Freetown, Sierra Leone, Ebola outbreak
Health workers carry the body of an Ebola virus victim in the Waterloo district of Freetown, Sierra Leone, on Oct. 21, 2014. Reuters/Josephus Olu-Mamma

Sierra Leone has quarantined thousands of its citizens in an effort to slow the outbreak of Ebola, health officials announced on Tuesday. More than half of the country is already under quarantine, and the Daily Mail reported that the district of Tonkolili will be the sixth to be restricted.

A two-week “lockdown” was agreed upon by district chiefs and the country’s cabinet and parliament as the death toll rose to 1,400 victims. No one is allowed to leave or enter quarantines without permission to do so.

Over a million people were indefinitely quarantined in the districts of Bombali, Port Loko and Moyamba in September. Two other districts in the east -- Kenema and Kailahun -- were quarantined in August.
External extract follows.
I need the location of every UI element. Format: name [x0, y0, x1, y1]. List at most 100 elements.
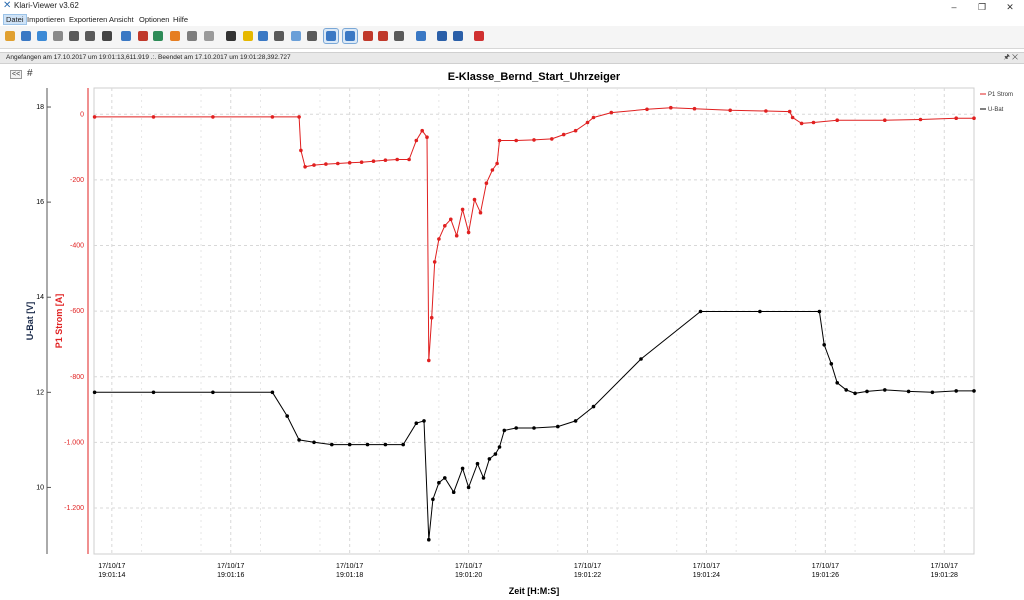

The current Ebola outbreak is the deadliest ever -- sickening nearly 17,000 throughout West Africa. The number of Sierra Leone’s citizens under quarantine is now over 3 million, or more than half of its total population of 6 million. One district, Tonkolili, is scheduled to end its quarantine on Dec. 15.

In the U.S., a suspected Ebola patient has been admitted to a hospital on Tuesday. The Massachusetts General Hospital notified its staff in a memo that the patient was under isolation, and that the diagnosis had not been confirmed.